Genesis 36:12(cf. 1 Chronicles 1:36-37). Esau's Sons and Grandsons as Fathers of Tribes. - Through them he became the father of Edom, i.e., the founder of the Edomitish nation on the mountains of Seir. Mouth Seir is the mountainous region between the Dead Sea and the Elanitic Gulf, the northern half of which is called Jebl (Γεβαλήνη) by the Arabs, the southern half, Sherah (Rob. Pal. ii. 552). - In the case of two of the wives of Esau, who bore only one son each, the tribes were founded not by the sons, but by the grandsons; but in that of Aholibamah the three sons were the founders. Among the sons of Eliphaz we find Amalek, whose mother was Timna, the concubine of Eliphaz. He was the ancestor of the Amalekites, who attacked the Israelites at Horeb as they came out of Egypt under Moses (Exodus 17:8.), and not merely of a mixed tribe of Amalekites and Edomites, belonging to the supposed aboriginal Amalekite nation. For the Arabic legend of Amlik as an aboriginal tribe of Arabia is far too recent, confused, and contradictory to counterbalance the clear testimony of the record before us. The allusion to the fields of the Amalekites in Genesis 14:7 does not imply that the tribe was in existence in Abraham's time, nor does the expression "first of the nations," in the saying of Balaam (Numbers 24:20), represent Amalek as the aboriginal or oldest tribe, but simply as the first heathen tribe by which Israel was attacked. The Old Testament says nothing of any fusion of Edomites or Horites with Amalekites, nor does it mention a double Amalek (cf. Hengstenberg, Dissertations 2, 247ff., and Kurtz, History i. 122, 3, ii.240ff.).

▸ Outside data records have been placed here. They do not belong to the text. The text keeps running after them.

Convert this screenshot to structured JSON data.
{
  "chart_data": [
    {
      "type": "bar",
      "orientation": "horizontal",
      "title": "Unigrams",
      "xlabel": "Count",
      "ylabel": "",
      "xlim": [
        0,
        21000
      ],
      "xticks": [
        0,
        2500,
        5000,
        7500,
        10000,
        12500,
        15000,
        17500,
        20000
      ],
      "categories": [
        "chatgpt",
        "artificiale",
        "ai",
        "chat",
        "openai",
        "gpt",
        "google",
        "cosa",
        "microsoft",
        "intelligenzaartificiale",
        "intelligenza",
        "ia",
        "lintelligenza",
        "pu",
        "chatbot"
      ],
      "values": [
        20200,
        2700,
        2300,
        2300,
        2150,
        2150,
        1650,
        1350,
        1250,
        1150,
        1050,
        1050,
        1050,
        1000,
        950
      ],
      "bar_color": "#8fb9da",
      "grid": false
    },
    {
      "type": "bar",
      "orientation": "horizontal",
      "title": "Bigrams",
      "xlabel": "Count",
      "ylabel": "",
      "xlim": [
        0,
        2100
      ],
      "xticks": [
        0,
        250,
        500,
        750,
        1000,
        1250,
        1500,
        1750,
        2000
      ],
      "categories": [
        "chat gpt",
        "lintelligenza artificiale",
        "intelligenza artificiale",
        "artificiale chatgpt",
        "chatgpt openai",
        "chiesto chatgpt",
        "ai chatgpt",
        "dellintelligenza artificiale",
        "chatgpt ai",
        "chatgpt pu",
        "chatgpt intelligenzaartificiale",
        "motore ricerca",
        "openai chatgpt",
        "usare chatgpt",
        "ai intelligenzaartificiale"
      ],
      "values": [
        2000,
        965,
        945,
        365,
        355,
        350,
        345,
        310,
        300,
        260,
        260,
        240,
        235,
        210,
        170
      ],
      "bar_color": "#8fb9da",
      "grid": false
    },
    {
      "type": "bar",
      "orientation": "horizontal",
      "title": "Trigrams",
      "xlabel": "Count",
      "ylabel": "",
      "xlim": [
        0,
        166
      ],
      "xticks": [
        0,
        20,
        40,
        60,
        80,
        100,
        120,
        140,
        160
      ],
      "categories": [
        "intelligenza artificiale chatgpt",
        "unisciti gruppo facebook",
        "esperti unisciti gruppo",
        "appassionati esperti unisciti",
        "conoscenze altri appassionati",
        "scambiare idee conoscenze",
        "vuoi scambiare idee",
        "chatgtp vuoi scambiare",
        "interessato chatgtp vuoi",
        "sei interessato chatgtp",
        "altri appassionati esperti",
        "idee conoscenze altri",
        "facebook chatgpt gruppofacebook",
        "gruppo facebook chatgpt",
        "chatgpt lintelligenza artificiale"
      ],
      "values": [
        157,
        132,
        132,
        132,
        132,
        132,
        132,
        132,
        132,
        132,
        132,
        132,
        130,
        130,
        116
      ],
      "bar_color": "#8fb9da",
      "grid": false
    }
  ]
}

(Note: The occurrence of "Timna and Amalek" in 1 Chronicles 1:36, as coordinate with the sons of Eliphaz, is simply a more concise form of saying "and from Timna, Amalek.")

If there had been an Amalek previous to Edom, with the important part which they took in opposition to Israel even in the time of Moses, the book of Genesis would not have omitted to give their pedigree in the list of the nations. At a very early period the Amalekites separated from the other tribes of Edom and formed an independent people, having their headquarters in the southern part of the mountains of Judah, as far as Kadesh (Genesis 14:7; Numbers 13:29; Numbers 14:43, Numbers 14:45), but, like the Bedouins, spreading themselves as a nomad tribe over the whole of the northern portion of Arabia Petraea, from Havilah to Shur on the border of Egypt (1 Samuel 15:3, 1 Samuel 15:7; 1 Samuel 27:8); whilst one branch penetrated into the heart of Canaan, so that a range of hills, in what was afterwards the inheritance of Ephraim, bore the name of mountains of the Amalekites (Judges 12:15, cf. Genesis 5:14). Those who settled in Arabia seem also to have separated in the course of time into several branches, so that Amalekite hordes invaded the land of Israel in connection sometimes with the Midianites and the sons of the East (the Arabs, Judges 6:3; Judges 7:12), and at other times with the Ammonites (Judges 3:13). After they had been defeated by Saul (1 Samuel 14:48; 1 Samuel 15:2.), and frequently chastised by David (1 Samuel 27:8; 1 Samuel 30:1.; 2 Samuel 8:12), the remnant of them was exterminated under Hezekiah by the Simeonites on the mountains of Seir (1 Chronicles 4:42-43).